On March 5th, Trump and Senator Ted Cruz, of Texas, arrived in Wichita for the caucus. Rubio left his closing argument to Pompeo, who told the crowd at the Century II arena, “I’m going to speak to you from the heart about what I believe is the best path forward for America.” An Army veteran who finished first in his class at West Point, Pompeo cited Trump’s boast that if he ordered a soldier to commit a war crime the soldier would “go do it.” As the audience booed, Pompeo warned that Trump—like Barack Obama—would be “an authoritarian President who ignored our Constitution.” American soldiers “don’t swear an allegiance to President Trump or any other President,” Pompeo declared. “They take an oath to defend our Constitution, as Kansans, as conservatives, as Republicans, as Americans.
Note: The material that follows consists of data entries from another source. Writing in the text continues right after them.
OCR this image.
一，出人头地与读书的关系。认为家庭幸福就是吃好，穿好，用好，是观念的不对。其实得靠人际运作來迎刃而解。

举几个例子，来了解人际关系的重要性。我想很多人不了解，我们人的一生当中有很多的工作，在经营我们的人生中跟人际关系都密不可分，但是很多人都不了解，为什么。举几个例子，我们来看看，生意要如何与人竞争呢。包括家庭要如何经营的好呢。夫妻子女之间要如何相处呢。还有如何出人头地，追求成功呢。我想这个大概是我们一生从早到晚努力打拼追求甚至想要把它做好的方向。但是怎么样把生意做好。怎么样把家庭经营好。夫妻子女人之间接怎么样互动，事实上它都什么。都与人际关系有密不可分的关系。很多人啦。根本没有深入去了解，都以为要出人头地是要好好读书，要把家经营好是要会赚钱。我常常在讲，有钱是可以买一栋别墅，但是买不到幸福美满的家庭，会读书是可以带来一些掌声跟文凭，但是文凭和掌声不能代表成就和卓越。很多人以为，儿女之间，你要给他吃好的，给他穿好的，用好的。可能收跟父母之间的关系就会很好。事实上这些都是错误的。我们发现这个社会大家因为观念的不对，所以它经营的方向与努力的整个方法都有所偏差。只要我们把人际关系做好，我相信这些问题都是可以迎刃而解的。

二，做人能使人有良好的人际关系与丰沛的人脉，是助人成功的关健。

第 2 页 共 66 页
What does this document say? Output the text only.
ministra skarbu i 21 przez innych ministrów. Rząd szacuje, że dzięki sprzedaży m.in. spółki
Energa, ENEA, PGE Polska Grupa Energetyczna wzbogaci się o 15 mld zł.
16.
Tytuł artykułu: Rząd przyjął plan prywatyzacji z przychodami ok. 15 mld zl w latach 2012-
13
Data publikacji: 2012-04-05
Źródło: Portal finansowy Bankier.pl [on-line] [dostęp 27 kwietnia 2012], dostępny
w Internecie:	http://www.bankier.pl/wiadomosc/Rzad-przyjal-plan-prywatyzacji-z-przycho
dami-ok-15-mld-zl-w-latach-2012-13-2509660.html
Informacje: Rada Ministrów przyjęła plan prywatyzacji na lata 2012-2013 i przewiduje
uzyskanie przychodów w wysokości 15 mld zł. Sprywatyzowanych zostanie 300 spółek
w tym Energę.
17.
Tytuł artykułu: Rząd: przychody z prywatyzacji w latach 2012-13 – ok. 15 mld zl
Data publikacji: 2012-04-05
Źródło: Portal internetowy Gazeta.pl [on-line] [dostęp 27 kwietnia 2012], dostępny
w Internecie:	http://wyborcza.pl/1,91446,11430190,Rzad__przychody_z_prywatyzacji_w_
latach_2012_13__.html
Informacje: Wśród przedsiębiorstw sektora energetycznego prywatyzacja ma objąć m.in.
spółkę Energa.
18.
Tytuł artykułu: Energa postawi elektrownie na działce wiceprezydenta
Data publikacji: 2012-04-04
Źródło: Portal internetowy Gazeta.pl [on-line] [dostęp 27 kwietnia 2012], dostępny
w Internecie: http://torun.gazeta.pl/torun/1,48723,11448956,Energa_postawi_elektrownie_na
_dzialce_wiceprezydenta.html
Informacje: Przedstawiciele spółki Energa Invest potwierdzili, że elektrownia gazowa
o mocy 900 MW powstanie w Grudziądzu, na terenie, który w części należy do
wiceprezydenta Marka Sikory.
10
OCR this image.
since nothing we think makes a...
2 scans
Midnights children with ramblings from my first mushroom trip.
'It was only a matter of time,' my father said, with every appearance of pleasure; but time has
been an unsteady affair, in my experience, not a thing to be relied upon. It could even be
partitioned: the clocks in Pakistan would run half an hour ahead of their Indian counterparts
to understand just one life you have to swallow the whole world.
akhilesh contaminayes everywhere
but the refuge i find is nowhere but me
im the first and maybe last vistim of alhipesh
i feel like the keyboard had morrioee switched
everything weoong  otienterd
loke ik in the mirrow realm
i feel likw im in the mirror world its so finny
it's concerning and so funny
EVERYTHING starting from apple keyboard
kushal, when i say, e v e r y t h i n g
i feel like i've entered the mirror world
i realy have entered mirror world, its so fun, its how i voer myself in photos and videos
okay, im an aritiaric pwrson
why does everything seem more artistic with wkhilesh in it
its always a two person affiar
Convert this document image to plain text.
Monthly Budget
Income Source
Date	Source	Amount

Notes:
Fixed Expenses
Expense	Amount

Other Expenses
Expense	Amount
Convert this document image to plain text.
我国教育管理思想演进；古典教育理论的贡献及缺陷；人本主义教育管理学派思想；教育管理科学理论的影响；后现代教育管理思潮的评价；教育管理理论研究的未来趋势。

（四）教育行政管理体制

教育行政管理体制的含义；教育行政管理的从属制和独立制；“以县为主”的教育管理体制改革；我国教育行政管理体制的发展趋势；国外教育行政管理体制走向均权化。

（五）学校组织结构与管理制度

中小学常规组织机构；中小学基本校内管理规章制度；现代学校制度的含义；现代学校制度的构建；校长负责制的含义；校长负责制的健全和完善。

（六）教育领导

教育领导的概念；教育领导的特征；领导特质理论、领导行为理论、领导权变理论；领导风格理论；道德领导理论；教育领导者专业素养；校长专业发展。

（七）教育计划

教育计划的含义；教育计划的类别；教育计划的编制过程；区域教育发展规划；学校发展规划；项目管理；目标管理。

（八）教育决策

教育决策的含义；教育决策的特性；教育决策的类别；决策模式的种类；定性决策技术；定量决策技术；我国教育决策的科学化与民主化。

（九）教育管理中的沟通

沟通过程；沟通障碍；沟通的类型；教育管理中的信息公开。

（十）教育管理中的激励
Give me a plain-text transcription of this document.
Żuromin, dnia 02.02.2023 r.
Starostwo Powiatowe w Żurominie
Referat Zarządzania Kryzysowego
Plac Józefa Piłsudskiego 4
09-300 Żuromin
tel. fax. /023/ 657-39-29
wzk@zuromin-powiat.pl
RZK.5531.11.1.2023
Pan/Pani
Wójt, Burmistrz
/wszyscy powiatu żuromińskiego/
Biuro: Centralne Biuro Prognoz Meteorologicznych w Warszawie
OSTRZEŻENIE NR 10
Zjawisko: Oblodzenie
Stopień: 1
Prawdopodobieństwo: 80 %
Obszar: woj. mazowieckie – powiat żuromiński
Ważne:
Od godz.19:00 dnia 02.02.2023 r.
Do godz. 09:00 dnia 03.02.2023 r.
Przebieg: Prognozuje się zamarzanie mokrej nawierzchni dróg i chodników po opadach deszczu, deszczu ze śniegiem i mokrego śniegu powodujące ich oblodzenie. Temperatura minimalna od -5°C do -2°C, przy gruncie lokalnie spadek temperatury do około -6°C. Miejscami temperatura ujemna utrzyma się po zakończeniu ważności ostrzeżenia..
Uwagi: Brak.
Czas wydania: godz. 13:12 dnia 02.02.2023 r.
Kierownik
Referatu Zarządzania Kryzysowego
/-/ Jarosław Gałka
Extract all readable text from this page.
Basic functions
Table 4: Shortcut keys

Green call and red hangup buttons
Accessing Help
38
Marco Rubio will never demean our soldiers by saying that he will order them to do things that are inconsistent with our Constitution.” Listening backstage, Trump demanded to know the identity of the congressman trashing him. A few minutes later, Pompeo concluded, “It’s time to turn down the lights on the circus.”

Pompeo’s stinging rebuke of Trump got barely a mention in the local press, and Rubio finished third in Kansas. “We got smoked,” a former top Rubio campaign aide told me. Days later, Rubio’s campaign was over. In May, Trump secured the delegates needed for the nomination, and Pompeo reluctantly joined the rest of Kansas’s congressional delegation in endorsing him. Still, Pompeo had told the Topeka Capital-Journal, in April, that Trump was “not a conservative believer,” and, a few weeks later, he said, on CNN, “A lot of his policies don’t comport with my vision for how I represent Kansas.”

At that point, Pompeo had never met Trump. Like many Republicans who called Trump a “kook,” a “cancer,” and a threat to democracy before ultimately supporting him, Pompeo disagreed with much of Trump’s platform. He took issue in particular with Trump’s “America First” skepticism about the United States’ role in the world. Pompeo was a conservative internationalist who had been shaped by his Cold War-era military service, and he remained a believer in American power as the guarantor of global stability. Yet, after Trump won the Presidency, Pompeo sought a post in his Administration and did not hesitate to serve as his C.I.A. director. In 2018, after Trump fired Secretary of State Rex Tillerson, by tweet, Pompeo happily replaced him as America’s top diplomat.